Saying the Words
Let me call him Shlomo. We sometimes are neighbors in shul. Shlomo is honest and hardworking. He learns Torah, keeps its mitzvos, and raises his children with emunah. So if someone were to tell him that he was not yotzei his davening today, he would certainly be upset. If he were told that he actually has to start over and daven from the beginning, he would be annoyed as well. And if he were told that since he became Bar Mitzvah, he has hardly been yotzei a single tefillah, he would be more than upset. He would be shocked, and profoundly hurt.
Why am I saying all this? Because Shlomo doesn’t say the words of the davening. I sit right next to him, so I know. It’s not that I can’t hear him.
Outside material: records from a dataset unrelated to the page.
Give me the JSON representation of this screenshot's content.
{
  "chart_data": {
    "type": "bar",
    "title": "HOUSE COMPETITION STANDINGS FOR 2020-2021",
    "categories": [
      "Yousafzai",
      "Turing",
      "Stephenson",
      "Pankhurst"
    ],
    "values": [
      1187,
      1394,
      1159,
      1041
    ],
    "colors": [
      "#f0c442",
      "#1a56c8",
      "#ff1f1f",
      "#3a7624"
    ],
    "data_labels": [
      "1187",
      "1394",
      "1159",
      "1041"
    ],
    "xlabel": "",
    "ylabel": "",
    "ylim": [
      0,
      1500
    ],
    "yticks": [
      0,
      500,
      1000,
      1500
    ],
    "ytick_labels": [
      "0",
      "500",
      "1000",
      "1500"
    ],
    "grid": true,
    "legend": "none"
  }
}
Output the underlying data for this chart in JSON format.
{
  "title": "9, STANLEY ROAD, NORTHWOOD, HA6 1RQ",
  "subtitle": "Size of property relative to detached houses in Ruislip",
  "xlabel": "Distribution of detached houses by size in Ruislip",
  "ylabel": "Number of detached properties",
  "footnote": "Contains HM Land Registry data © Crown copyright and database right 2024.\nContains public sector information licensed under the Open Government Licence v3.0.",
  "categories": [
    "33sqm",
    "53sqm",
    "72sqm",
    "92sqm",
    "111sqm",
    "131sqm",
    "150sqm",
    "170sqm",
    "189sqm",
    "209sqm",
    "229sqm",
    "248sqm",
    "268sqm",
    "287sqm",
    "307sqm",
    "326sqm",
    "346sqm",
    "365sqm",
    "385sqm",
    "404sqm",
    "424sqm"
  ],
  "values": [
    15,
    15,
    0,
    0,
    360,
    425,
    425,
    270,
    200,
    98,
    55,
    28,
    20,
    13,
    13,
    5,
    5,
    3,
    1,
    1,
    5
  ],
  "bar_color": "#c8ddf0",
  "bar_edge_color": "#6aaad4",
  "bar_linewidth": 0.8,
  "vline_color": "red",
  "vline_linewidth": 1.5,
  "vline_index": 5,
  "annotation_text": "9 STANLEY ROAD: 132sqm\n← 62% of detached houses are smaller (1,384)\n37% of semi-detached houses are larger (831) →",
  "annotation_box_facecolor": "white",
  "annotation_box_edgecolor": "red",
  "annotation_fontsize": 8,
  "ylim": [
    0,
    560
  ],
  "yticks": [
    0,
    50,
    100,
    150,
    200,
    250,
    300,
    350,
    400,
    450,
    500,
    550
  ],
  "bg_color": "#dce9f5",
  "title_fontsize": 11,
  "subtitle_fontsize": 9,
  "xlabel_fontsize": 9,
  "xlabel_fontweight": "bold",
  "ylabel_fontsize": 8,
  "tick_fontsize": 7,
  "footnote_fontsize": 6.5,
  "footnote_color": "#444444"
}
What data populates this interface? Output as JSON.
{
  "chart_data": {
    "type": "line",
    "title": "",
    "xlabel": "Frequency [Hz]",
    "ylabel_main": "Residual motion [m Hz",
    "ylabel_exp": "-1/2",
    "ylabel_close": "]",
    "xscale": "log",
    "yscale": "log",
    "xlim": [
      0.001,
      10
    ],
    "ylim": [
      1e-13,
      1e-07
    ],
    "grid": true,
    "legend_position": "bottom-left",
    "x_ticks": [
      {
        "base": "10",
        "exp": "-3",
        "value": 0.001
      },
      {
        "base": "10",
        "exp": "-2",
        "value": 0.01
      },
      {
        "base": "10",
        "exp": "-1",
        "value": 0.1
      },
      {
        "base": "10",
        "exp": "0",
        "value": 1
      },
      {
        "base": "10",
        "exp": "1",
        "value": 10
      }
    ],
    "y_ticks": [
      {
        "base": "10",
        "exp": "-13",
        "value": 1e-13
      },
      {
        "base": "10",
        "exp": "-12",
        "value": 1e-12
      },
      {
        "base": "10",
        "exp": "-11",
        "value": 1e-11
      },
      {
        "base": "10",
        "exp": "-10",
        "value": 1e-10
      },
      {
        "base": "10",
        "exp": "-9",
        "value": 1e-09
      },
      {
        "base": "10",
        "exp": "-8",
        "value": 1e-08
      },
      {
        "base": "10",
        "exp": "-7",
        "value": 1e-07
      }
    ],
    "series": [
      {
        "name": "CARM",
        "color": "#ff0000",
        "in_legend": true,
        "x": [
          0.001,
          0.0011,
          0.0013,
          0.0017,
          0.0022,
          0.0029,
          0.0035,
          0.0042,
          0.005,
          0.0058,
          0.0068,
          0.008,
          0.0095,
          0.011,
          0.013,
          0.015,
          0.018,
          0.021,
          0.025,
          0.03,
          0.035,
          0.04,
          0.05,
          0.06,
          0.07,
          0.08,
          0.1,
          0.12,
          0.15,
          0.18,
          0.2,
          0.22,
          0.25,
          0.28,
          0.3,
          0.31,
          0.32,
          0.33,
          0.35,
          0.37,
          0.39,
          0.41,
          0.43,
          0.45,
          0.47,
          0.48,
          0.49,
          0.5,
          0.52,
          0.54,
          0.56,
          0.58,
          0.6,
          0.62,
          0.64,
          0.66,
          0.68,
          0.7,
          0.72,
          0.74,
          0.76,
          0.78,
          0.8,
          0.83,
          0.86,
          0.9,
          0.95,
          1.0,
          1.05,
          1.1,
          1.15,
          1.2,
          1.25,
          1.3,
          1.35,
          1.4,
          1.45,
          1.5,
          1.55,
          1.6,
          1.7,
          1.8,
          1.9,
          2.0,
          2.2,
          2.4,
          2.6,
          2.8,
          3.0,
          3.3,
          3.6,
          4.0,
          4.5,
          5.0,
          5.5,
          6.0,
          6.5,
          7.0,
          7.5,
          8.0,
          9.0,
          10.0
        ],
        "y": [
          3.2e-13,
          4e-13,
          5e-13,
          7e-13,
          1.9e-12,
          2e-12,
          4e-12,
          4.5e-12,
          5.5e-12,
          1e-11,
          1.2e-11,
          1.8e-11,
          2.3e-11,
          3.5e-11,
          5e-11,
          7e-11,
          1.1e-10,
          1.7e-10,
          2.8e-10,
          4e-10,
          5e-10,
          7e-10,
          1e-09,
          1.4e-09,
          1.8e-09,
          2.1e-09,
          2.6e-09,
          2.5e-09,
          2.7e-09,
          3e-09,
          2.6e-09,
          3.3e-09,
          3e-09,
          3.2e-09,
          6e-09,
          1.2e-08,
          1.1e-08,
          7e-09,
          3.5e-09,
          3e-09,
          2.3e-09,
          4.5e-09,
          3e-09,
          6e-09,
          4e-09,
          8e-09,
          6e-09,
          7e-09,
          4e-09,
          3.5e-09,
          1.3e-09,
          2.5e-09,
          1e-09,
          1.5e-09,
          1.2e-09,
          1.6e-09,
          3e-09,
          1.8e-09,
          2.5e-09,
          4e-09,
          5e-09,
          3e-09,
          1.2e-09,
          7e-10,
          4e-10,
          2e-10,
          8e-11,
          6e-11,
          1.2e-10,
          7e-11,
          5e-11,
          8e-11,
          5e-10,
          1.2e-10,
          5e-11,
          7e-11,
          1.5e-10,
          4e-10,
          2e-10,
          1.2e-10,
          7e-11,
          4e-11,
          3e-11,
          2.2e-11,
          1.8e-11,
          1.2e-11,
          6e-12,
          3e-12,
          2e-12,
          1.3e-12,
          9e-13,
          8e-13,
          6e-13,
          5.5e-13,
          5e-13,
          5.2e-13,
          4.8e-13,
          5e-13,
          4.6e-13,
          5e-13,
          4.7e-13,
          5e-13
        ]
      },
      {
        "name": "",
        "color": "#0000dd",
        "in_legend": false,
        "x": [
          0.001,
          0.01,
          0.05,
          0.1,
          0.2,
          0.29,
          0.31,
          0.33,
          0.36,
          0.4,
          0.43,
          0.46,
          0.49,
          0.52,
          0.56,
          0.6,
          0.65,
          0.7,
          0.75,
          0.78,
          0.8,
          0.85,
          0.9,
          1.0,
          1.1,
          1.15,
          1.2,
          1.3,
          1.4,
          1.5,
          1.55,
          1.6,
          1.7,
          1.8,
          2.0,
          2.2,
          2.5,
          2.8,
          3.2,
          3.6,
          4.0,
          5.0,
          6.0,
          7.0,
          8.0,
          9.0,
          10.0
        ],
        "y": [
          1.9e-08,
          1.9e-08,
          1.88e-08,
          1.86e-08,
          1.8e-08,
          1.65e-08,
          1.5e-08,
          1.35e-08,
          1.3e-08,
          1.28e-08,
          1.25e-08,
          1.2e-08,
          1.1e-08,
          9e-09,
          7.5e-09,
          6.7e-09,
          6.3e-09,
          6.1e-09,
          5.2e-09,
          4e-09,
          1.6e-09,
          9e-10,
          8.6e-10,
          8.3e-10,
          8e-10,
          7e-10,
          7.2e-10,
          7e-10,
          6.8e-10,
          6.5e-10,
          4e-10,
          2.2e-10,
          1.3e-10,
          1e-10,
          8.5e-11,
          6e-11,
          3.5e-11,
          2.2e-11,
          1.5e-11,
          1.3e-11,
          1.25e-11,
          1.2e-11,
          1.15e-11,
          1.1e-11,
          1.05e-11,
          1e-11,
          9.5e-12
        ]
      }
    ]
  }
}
I do hear him, loud and clear. But all I hear is a hum, rising and falling in intensity, modulated somewhat by the movement of his lips. No words.
A Jewish prayer is not just meditation, or soul-searching. It is communication, a yiddishe neshama reaching out to its Creator. We communicate with others through speech; a Jewish prayer must be spoken (MB 101(2), 62(2,3)). Kavannah (concentration) is also extremely important in tefillah, but sometimes we are yotzei even without it (MB 6(4), 88, 101(1), 51(7)). Thoughtless and absent-minded speech, though perhaps rude, is still speech. But with all the kavanah in the world, if a prayer was not spoken, the person has not prayed. His tefillos are blocked, not by a mechitza of iron, but by his own silence.
Tefillah must be said slowly, each word enunciated with the care of a person counting money (MB 51(8)). However, even if the words are not said clearly, he is still yotzei (MB 62), as long as they were said.
Probably I am not the one to be saying this. My own davening could stand considerable improvement in many ways. And may Hashem forgive me; I don’t mean to criticize his people. But I am very much afraid that Shlomo is not alone. When I daven in other places, in other shuls, in other cities, I hear others like him. Personal observation, along with what others have told me, has convinced me that, unfortunately, this scenario is not uncommon at all.
Truth be told, I can see this tendency in myself. When I find myself in a hurry to catch up, I also begin to mumble. The more the hurry, the less the syllables. It doesn’t have to go far before what I’m saying has nothing to do with the holy words of the Anshei Knesses haGedolah (see Kaf haChaim 5(2)). And I tend to lower my voice, to conceal from myself what is happening to my tefillah. But if I can’t say the words that fast out loud, I can’t whisper them either!
Perhaps I have it all wrong. But perhaps there is someone out there to whom my words apply. Or perhaps he is like me, and they apply some of the time. If so, may הי“ת grant that he hear this painful truth. May he turn an honest ear to his Service of the Heart.
Hashem will hear and understand Shlomo anyway. He knows our true desires, and Shlomo means all the things that he is praying for. But this is not what Shlomo had in mind. He came to pray, as an erliche yid, and he would never be satisfied with less!
These are critical times for Klal Yisroel. Our tefillos are desperately needed, as we call out to our Father in Heaven.